Vom processual shift zum complexity shift: Aktuelle analytische Trends in der Grenzforschung

Sprache(n)
Deutsch
Einleitung

Der Autor zeichnet anhand der theoretisch-methodischen Entwicklungen der letzten Jahrzehnte im Bereich der Grenz(raum)forschung nach, wie analytische Konzepte weiterentwickelt wurden, um systematisch ein komplexeres und prozessualeres Verständnis von Grenzen zu ermöglichen.

Zusammenfassung

Der Autor arbeitet anhand von theoretisch-konzeptionellen Entwicklungen und Veränderungen im Bereich der Grenzraumforschung während der letzten Jahrzehnte drei analytische Trends („shifts“) heraus: den processual shift, den multiplicity shift und den complexity shift. Diese lösen einander nicht ab, sondern bezeichnen spezifische Orientierungen in der Grenzforschung. Ausgehend von der Beobachtung, dass im Zuge des sogenannten border turn eine vermehrte Sensibilisierung für Grenzen stattfand, und vor dem Hintergrund des practice turn, der Kultur nicht mehr durch Repräsentationen, sondern durch Praktiken gekennzeichnet sieht, ergeben sich durch die drei shifts neue Möglichkeiten zur Grenzbetrachtung, die prozessuale und performative Elemente der Grenze stärker in den Blick nimmt.

Inhalt

Der Autor benennt die Grenzforschung einleitend als eines der aufstrebenden Forschungsfelder in den Sozial- und Kulturwissenschaften in den letzten Jahrzehnten. Begründet unter anderem durch verstärkt aufkommende Fragen zu Globalisierung und Migrationsdynamiken und den damit verknüpften verschiedenen Blickwinkeln und Fragestellungen beschäftigen sich somit mehr und mehr wissenschaftliche Disziplinen mit dem Phänomen der Grenze. Im Zuge dessen entwickeln sich schnell neue Impulse, Begriffe und Analysekategorien, die der Autor im Beitrag systematisch einordnet, in dem er drei analytische Trends herausstellt. Diese shifts, wie der Autor sie bezeichnet, bezeichnen „spezifische Orientierungen in den wissenschaftlichen Auseinandersetzungen mit Grenzen, schließen an generelle sozialanalytische Entwicklungen an und werden in der aktuellen Grenzforschung nebeneinander und miteinander praktiziert“ (p. 107).

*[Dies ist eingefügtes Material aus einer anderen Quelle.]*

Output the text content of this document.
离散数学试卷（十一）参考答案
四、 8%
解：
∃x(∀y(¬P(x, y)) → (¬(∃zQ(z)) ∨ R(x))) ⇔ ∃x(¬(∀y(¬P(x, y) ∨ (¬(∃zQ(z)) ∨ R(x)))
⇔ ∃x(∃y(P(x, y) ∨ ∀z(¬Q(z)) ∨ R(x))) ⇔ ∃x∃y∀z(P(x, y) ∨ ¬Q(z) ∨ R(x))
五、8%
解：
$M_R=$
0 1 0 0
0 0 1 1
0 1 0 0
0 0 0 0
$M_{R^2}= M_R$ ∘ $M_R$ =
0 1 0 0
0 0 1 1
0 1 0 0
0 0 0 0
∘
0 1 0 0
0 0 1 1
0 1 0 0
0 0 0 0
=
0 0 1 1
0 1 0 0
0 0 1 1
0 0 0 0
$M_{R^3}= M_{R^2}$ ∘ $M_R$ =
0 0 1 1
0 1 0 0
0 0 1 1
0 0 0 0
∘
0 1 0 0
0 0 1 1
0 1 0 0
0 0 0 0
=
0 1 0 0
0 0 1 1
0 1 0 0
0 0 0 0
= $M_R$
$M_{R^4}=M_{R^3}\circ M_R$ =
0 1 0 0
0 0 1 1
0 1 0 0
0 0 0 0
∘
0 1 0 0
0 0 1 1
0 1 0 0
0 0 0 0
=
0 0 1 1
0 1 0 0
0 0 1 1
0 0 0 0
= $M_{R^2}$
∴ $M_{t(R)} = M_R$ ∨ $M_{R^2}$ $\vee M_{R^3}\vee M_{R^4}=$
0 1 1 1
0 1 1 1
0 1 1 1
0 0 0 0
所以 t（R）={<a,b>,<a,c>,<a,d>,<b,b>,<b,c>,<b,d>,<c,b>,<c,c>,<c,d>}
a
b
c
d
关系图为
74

Als Erstes beschreibt der Autor den processual shift. Dieser „überwindet die Vorstellung, der fixen und gesetzten Grenzen zugunsten der Auffassung, dass Grenzen die Ergebnisse von sozialen Prozessen sind“ (p. 107). Begründet ist dieser Perspektivwechsel zum einen in einer Reaktion auf zunehmende Globalisierungsdiskurse, zum anderen aber auch durch den spatial turn der 19080er Jahre. Dieser betrachtet Raum als soziale Produktion; diese Perspektive wird somit vermehrt auch auf Grenzen angewendet. Der theoretische Rahmen, der mit dieser Prozesshaftigkeit einhergeht, beinhaltet nach dem Autor die Grundannahmen, dass Grenzen gemacht sind, fortwährend (re)produziert werden, veränderlich sind und Ordnungen (re)produzieren.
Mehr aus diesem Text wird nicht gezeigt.